9fans archive / 2000 / 08 / 55 /    prev next

From: "Bruce G. Stewart" <bruce.g.stewart@wor...>
Subject: Re: [9fans] Installing the updates
Date: Wed, 2 Aug 2000 08:32:55 GMT

Russ Cox wrote:
> 
>         Where's the horror here?  Computers are fast.  Pushing extra work on
>         programmers and creating an unnecessary portability issue is a high
>         cost.  Reading a header file five or more times during compilation is
>         a low cost (and one which can be optimized away for ifdef-protected
>         headers; I'm told gcc does so).
> 
> While it may be simpler when it works, when
> it fails it does so in mysterious ways.  I don't know
> how many times I've tried to figure out why
> some header file I wanted wasn't getting included,
> only to find that it had _already_ been included,
> by someone else, with different things #defined,
> so the definition or prototype_I_ wanted wasn't
> there.
> 
> I'd much rather have the compiler barf on a
> #define or something like that, than hop over
> the whole file as though it weren't there.
> 
> Russ

I think nested includes also lead to excessive factoring - there is a
folklore that says small include files are better because fewer things
need to be recompiled when a header is changed.
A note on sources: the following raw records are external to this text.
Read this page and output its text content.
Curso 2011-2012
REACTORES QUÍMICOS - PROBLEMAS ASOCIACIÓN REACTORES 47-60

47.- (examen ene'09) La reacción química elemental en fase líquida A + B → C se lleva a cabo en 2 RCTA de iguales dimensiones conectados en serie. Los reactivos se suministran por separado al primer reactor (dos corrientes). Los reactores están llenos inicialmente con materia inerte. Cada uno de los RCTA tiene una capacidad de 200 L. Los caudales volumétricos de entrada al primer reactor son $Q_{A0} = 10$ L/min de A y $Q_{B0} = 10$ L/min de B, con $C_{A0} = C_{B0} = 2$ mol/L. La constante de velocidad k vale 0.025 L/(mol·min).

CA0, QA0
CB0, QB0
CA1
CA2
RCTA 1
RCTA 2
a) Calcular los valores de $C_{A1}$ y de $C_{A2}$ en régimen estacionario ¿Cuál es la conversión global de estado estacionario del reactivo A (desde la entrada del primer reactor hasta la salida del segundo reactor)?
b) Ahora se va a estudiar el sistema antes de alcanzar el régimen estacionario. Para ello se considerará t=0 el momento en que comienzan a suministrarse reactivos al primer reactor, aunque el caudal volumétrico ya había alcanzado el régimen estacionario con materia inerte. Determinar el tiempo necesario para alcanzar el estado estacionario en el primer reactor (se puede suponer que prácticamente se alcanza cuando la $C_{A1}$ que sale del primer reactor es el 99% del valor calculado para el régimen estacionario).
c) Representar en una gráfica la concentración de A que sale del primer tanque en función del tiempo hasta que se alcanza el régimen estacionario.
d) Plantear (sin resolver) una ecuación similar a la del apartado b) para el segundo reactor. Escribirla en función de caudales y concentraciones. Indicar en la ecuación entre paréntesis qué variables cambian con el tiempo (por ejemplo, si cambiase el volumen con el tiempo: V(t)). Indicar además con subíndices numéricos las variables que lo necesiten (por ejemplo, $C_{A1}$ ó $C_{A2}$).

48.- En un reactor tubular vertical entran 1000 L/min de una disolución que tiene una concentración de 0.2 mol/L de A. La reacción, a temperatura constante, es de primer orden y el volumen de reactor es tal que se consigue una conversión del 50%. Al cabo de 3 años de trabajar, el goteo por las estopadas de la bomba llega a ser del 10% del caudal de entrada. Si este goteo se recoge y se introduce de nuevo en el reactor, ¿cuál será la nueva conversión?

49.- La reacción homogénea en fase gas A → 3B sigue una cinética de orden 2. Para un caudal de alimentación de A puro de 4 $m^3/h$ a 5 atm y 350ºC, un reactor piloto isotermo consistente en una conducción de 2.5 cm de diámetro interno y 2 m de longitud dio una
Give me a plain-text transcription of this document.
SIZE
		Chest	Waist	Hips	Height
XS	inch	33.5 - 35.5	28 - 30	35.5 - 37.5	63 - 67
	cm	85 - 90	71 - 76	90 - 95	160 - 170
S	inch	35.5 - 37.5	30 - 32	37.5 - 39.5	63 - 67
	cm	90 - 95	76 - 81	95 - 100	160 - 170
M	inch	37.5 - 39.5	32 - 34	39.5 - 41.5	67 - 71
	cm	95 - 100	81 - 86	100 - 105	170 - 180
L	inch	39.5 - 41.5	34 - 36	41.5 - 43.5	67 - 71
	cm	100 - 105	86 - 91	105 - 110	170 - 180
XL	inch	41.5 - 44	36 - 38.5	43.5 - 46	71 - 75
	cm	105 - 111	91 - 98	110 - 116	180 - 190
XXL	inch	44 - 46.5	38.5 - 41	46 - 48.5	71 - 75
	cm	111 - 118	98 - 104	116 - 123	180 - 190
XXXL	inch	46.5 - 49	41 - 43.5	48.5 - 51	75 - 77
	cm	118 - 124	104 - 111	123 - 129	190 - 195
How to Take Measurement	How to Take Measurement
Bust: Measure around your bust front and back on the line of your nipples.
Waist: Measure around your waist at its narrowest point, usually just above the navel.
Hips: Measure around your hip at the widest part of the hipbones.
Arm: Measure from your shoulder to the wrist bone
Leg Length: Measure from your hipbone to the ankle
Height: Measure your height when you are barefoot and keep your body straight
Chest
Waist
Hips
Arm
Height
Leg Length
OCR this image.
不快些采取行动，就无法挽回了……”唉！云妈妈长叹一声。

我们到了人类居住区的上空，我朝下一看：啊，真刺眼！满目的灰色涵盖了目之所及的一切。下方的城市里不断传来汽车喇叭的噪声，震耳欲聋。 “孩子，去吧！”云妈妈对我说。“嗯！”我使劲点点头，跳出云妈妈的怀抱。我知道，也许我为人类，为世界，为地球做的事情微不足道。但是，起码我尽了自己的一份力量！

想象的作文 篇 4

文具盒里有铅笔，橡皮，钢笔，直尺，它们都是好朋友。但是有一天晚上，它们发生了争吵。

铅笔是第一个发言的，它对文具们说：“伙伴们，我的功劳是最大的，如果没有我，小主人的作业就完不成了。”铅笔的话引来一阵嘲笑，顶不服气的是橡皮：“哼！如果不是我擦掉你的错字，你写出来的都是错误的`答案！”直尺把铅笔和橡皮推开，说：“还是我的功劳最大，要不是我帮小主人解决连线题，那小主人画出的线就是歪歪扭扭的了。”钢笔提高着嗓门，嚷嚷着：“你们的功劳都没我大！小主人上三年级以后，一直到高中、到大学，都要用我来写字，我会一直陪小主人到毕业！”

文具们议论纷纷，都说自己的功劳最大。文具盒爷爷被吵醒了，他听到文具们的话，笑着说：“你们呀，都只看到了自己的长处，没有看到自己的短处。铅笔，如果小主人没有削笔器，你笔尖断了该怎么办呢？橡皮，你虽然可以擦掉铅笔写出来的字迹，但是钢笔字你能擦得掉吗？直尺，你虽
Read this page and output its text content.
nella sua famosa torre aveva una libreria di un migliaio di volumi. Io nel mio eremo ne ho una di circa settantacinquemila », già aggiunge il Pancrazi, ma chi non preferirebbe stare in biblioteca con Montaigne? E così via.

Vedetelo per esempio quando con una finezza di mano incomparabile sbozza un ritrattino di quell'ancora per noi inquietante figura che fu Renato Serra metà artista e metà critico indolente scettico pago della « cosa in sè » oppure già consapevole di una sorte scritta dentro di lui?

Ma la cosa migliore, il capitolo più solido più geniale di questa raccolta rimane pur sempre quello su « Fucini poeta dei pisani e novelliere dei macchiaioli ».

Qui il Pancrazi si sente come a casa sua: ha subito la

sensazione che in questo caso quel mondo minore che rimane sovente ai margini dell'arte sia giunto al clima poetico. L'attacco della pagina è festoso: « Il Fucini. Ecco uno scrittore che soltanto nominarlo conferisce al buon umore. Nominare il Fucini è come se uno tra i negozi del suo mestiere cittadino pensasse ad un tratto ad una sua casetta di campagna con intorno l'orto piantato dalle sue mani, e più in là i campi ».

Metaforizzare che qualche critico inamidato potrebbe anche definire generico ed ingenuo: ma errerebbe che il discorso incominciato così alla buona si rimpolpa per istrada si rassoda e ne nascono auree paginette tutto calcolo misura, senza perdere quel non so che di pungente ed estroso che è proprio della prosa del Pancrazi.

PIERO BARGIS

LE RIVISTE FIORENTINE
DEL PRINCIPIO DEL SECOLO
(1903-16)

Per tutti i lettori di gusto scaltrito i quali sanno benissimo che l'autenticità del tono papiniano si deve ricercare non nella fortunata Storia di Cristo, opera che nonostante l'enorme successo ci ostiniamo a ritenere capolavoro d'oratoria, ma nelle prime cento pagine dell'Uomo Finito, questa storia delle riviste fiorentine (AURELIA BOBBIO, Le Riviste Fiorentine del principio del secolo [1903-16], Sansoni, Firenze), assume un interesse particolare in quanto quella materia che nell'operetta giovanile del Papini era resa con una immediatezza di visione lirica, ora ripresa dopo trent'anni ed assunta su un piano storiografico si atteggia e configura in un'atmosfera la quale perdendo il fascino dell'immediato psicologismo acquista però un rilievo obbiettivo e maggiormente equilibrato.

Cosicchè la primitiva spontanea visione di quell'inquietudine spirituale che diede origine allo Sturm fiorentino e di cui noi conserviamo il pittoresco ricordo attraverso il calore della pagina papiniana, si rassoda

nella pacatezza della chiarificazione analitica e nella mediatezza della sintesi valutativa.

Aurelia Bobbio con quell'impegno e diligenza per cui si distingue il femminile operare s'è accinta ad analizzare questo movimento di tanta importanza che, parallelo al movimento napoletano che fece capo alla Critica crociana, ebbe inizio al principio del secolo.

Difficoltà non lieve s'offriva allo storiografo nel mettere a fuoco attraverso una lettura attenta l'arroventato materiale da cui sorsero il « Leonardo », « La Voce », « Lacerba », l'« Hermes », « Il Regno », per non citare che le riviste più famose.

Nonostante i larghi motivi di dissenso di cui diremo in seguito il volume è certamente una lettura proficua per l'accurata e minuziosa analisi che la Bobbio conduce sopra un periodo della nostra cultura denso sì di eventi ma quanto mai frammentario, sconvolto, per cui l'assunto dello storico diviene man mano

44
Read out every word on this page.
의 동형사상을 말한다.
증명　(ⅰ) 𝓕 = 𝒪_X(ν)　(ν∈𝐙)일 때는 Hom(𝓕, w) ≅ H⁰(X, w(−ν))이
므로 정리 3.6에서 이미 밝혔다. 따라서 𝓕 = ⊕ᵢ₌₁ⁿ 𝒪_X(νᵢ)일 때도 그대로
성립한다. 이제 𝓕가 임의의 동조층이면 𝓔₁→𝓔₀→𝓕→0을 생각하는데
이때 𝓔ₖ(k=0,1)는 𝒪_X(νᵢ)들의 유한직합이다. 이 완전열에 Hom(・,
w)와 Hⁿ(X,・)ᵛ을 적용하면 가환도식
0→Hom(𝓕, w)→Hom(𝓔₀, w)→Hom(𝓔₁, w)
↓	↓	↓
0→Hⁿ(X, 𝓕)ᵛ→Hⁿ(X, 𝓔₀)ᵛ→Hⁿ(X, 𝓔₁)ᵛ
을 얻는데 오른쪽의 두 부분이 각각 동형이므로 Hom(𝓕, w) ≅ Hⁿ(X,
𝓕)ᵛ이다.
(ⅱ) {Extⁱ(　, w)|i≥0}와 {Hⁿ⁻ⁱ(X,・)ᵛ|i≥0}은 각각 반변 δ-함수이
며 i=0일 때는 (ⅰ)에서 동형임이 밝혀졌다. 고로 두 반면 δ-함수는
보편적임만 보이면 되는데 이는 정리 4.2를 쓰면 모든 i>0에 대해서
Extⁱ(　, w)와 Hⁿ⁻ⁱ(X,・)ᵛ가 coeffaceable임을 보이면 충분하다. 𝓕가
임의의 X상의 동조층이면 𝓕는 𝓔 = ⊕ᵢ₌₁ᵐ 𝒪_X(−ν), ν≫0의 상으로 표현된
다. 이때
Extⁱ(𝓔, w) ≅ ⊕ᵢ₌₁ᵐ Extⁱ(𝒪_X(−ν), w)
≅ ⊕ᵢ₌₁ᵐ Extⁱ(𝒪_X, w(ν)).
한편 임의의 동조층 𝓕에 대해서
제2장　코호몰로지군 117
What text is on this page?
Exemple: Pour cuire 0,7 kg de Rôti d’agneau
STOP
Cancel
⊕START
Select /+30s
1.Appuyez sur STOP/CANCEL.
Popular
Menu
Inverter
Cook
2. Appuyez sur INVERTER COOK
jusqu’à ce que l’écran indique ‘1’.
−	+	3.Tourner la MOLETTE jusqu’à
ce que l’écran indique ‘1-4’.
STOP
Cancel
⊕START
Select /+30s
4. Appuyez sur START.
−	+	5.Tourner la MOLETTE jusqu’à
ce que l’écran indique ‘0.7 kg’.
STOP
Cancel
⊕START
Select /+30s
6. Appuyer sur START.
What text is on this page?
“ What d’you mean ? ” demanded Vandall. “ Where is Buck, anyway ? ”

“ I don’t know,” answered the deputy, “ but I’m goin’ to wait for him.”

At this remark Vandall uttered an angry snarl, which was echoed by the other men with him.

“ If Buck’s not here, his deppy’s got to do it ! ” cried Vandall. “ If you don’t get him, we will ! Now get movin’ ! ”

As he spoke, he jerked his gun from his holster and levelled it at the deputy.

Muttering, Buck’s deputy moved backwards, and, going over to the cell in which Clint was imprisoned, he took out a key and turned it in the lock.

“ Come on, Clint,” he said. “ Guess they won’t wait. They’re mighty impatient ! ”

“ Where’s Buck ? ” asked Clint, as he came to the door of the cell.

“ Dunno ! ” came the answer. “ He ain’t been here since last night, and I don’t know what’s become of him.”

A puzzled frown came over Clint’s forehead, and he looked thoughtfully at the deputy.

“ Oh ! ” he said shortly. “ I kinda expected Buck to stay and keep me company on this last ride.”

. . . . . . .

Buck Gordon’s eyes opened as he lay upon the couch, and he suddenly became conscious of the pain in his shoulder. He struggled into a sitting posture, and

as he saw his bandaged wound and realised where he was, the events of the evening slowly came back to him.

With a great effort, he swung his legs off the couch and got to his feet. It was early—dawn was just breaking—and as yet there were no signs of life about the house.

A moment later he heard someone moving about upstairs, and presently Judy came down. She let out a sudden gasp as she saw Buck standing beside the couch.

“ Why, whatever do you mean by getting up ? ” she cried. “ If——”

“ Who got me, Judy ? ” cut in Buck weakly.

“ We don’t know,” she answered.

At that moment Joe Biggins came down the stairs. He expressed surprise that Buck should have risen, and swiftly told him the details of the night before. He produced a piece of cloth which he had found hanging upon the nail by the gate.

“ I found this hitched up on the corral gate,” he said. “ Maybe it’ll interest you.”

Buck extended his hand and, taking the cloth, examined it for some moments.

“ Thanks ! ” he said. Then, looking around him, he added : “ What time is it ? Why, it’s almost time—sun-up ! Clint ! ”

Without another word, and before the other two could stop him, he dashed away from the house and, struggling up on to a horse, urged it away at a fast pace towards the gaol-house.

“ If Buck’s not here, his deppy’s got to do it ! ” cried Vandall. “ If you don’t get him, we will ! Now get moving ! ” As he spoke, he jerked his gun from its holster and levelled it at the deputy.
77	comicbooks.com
More includes makes for more interdependencies, so one resorts to
nesting to reduce the amount of typing. Then one needs a tool to find
all the dependencies to create the mkfile. One wants to run it whenever
a header changes in case some new nested dependency has been introduced.
Perhaps a mkfile to mk your mkfile is the answer.. and on it goes.

I also find the one library / one h principal attractive. I'd rather
have the compiler wasting its time scanning one behemoth text than
scanning a lot of little files looking for #endif.